The view from my window in Round Riding Road this morning.

February 28, 2018 – I woke up this morning to sunshine streaming through the bedroom curtains.

When I pulled back the blinds and looked out, there was a scattering of snow on the ground and rooftops and the sky above the Long Crags was a bright azure blue.

The Giant Steps leading upwards and onwards beyond Garshake towards Dumbarton Muir and the wispy white clouds looked picturesque.

The scene reminded me of the Swiss resort of Klosters (I know, I know that for Dumbarton it takes a bit of imagining) but I settled down to my toast and coffee and Adam Boulton’s Politics Today programme on Sky television.

There would be no shopping for the holidays today I told myself, thoroughly disappointed (ahem) at the prospect of not driving over the Erskine Bridge to Braehead.

Then I looked up from my marmalade and toast and out of the kitchen window.

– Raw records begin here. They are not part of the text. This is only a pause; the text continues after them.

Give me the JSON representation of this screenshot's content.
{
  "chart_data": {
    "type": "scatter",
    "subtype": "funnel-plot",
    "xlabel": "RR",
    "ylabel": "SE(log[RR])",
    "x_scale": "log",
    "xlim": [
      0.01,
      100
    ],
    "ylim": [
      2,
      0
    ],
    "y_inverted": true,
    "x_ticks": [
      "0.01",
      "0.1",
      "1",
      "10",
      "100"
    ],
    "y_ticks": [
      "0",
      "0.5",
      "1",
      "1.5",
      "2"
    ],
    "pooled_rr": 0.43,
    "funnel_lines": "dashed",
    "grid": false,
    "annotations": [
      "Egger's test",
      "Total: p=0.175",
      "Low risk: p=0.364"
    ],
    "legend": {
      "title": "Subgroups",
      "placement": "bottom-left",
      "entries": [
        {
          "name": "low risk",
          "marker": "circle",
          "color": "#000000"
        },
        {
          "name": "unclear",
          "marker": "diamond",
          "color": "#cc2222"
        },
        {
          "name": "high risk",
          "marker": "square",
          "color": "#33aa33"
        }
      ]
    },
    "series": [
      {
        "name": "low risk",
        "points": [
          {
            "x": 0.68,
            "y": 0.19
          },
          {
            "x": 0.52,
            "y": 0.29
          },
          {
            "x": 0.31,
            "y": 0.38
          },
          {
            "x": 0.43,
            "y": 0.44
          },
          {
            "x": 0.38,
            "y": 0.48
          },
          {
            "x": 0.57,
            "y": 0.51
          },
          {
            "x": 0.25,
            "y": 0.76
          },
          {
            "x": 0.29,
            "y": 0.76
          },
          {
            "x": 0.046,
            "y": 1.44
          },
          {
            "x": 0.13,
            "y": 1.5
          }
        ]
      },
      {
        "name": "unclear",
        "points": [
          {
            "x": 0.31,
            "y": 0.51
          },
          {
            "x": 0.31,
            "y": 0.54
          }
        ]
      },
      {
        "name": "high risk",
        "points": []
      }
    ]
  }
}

The Beast from the East had suddenly arrived, growling, biting and spitting snowflakes as big as snowballs.

If there was to be any shopping done now (and, of course, there wouldn’t be) it would have to be for ski-wear.

Long drawers would have to take precedence over new white underpants befitting a man of my many years from Marks and Spencer.

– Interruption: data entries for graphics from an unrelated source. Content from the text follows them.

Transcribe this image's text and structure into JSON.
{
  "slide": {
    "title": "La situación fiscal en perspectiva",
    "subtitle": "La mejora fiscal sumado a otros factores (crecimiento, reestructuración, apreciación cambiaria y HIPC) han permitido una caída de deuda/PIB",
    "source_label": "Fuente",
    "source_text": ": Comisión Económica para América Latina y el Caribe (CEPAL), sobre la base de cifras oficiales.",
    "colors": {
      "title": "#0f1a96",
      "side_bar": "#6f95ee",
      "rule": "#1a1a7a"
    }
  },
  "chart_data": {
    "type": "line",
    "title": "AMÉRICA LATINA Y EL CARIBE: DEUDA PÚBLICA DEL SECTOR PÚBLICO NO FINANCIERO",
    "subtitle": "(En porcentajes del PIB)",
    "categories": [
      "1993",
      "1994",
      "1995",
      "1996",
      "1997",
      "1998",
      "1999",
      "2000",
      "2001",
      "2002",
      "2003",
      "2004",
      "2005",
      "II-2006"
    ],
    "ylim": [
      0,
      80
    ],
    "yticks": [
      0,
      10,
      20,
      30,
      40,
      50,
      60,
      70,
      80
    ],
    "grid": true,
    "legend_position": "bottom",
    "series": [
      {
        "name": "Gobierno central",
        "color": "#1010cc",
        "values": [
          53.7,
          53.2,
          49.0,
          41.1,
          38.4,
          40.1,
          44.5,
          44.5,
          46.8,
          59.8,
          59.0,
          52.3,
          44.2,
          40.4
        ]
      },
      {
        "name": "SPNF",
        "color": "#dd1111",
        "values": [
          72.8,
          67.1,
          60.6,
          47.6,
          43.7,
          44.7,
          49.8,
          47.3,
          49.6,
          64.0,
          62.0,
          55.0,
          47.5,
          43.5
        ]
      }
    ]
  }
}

I reached for my camera and stepped outside into 10cms of snow, which came up to the ankles of my walking boots.

I had them all polished and ready for a visit to Ireland next week, to Connemara and the Twelve Pins.

And maybe even the Mcgillicuddy Reeks in Kerry.

But The DEMOCRAT needed me, an intrepid recorder of the first draft of Dumbarton history, to be out there in the mist and snow.

It was bitterly cold.

The snow went off almost as swiftly as it arrived and that earlier glaringly bright sunshine was once again with us, shining over the Rock and Dumbuck.

Any hopes of pictures of Arctic conditions – “I may be some time,” I told Bernie hopefully as I made a dramatic exit through the back door – were gone, disappeared in the glare.

I ventured no further than the street where I have lived for the past 40 years.

Anyway, Dumbarton looked as it always did after a heavy snowfall.

The Beast from the East didn’t cause all that much disruption.

Those weather women had been laying it on with a trowel.

President Trump would soon be twittering that we had been conned yet again by fake news, snowflake news.

That does not mean however that the lucky children who have the day off school are not hoping the Beast from the East has cubs before teatime.